さて、Appleはただ単に画像認識機能を提供するだけではなく、きちんとその「使い方」を提案した。

新機能「メモリー」が多角的に分類

新機能「メモリー」(Memories) は写真ライブラリから、日時や位置情報、写っている人やグループ、シーンなどに応じて、写真を自動的に分類する。いわば、写真を楽しむための新たな単位だ。

例えば、旅の写真、デートの写真、山の写真、海や湖の写真、といったように、自動的にジャンルやトピック別に写真が分類される。さらに自動的にタイトルとカバーフォトが付けられ、そこに分類された写真やビデオが並ぶ。これがメモリーの基本的な仕組みだ。

加えて、メモリー内の写真やビデオと雰囲気ぴったりの音楽を合わせてスライドショー動画「メモリームービー」を自動的に生成する。メモリーをApple TVなどで振り返るのも、iCloudなどで共有するのもこの動画を使えば簡単だ。

新機能「メモリー」は、写真認識で分類された写真を自動的に束ねてくれる。メモリームービーも自動生成される

メモリームービーは雰囲気や長さをカスタマイズできる。設定を変えると、それに応じてすぐにムービーが作り直される

Live Photosの根本的な問題解決にも期待

iOS 10の写真アプリには、Live Photosに対する機能強化も盛り込まれている。

WWDC16の基調講演では、Live Photosの編集機能が紹介された。さらっとスライドで説明されただけであったが、Live Photosの色味を調整したり、トリミングを行える機能が搭載されたと考えられる。

さらに、iOS 10の新機能一覧の中に「Live Photos Stabilizer」「Live Filters for Live Photos」という項目を見つけた。

実際にLive Photosを撮影してみると、素人ではAppleのデモのように上手くはいかない。三脚でも立てない限り、ビシッと固定されたフレームの中で被写体だけが美しく動くようなシーンを切り取ることは不可能だ。

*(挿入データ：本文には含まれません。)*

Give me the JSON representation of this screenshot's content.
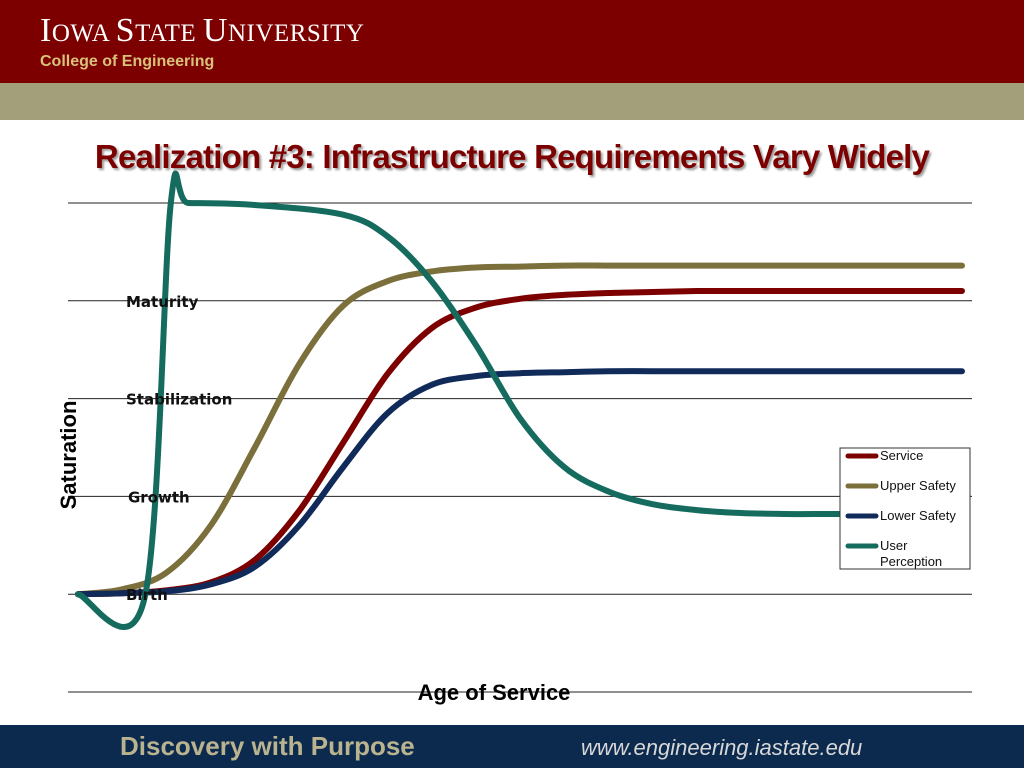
{
  "header": {
    "university": "Iowa State University",
    "college": "College of Engineering"
  },
  "slide_title": "Realization #3: Infrastructure Requirements Vary Widely",
  "chart_data": {
    "type": "line",
    "title": "",
    "xlabel": "Age of Service",
    "ylabel": "Saturation",
    "y_tick_labels": [
      "Birth",
      "Growth",
      "Stabilization",
      "Maturity"
    ],
    "xlim": [
      0,
      100
    ],
    "ylim": [
      -1,
      4
    ],
    "grid": true,
    "legend_position": "right",
    "x": [
      0,
      5,
      10,
      15,
      20,
      25,
      30,
      35,
      40,
      45,
      50,
      55,
      60,
      65,
      70,
      75,
      80,
      85,
      90,
      95,
      100
    ],
    "series": [
      {
        "name": "Service",
        "color": "#7d0000",
        "values": [
          0,
          0.01,
          0.04,
          0.12,
          0.35,
          0.85,
          1.55,
          2.25,
          2.72,
          2.93,
          3.02,
          3.06,
          3.08,
          3.09,
          3.1,
          3.1,
          3.1,
          3.1,
          3.1,
          3.1,
          3.1
        ]
      },
      {
        "name": "Upper Safety",
        "color": "#7b6f3b",
        "values": [
          0,
          0.05,
          0.22,
          0.7,
          1.5,
          2.35,
          2.95,
          3.2,
          3.3,
          3.34,
          3.35,
          3.36,
          3.36,
          3.36,
          3.36,
          3.36,
          3.36,
          3.36,
          3.36,
          3.36,
          3.36
        ]
      },
      {
        "name": "Lower Safety",
        "color": "#102a5a",
        "values": [
          0,
          0.01,
          0.03,
          0.1,
          0.28,
          0.7,
          1.3,
          1.85,
          2.14,
          2.23,
          2.26,
          2.27,
          2.28,
          2.28,
          2.28,
          2.28,
          2.28,
          2.28,
          2.28,
          2.28,
          2.28
        ]
      },
      {
        "name": "User Perception",
        "color": "#156b5e",
        "x": [
          0,
          7.5,
          10.5,
          12.5,
          20,
          30,
          35,
          40,
          45,
          50,
          55,
          60,
          65,
          70,
          75,
          80,
          85,
          90,
          100
        ],
        "values": [
          0,
          -0.05,
          4,
          4,
          3.98,
          3.88,
          3.66,
          3.2,
          2.55,
          1.8,
          1.3,
          1.05,
          0.92,
          0.86,
          0.83,
          0.82,
          0.82,
          0.82,
          0.82
        ]
      }
    ]
  },
  "footer": {
    "tagline": "Discovery with Purpose",
    "url": "www.engineering.iastate.edu"
  }
}
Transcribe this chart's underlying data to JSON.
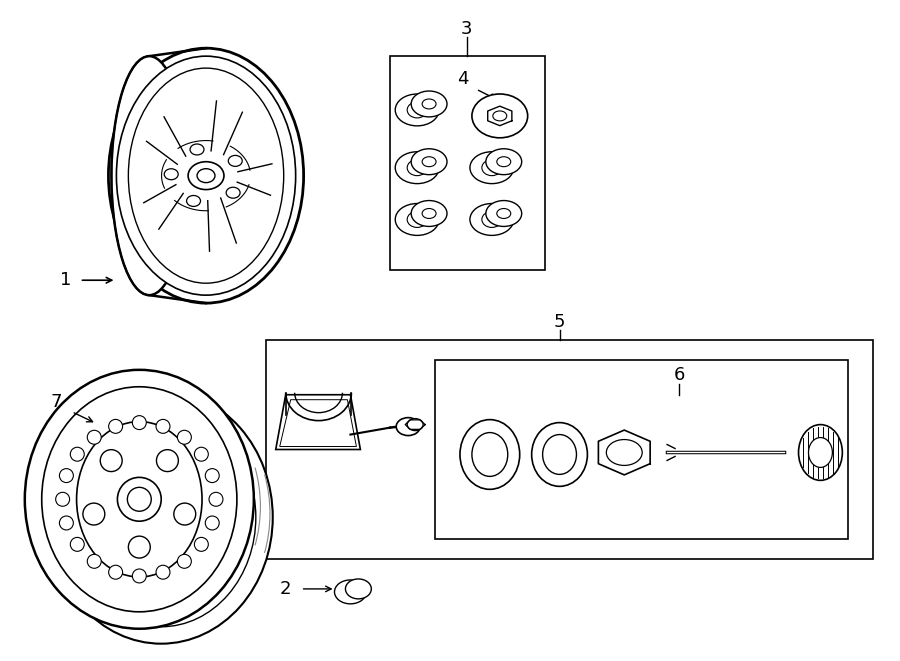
{
  "background_color": "#ffffff",
  "line_color": "#000000",
  "line_width": 1.2,
  "fig_width": 9.0,
  "fig_height": 6.61,
  "dpi": 100
}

しかし、新機能「Live Photos Stabilizer」が、Live Photos撮影時に働く手ブレ補正機能を意味するのであれば、問題を解決してくれる可能性がある。iPhoneを手持ちで撮影する際にも、被写体の動きだけに注目できるような結果を得ることができるだろう。

加えて、「Live Filters for Live Photos」についても、Live Photosの楽しみを拡げる新機能となりそうだ。ライブフィルターというからには、リアルタイムエフェクトをかけたプレビューを見ながらLive Photosを撮影できる機能であると推測できる。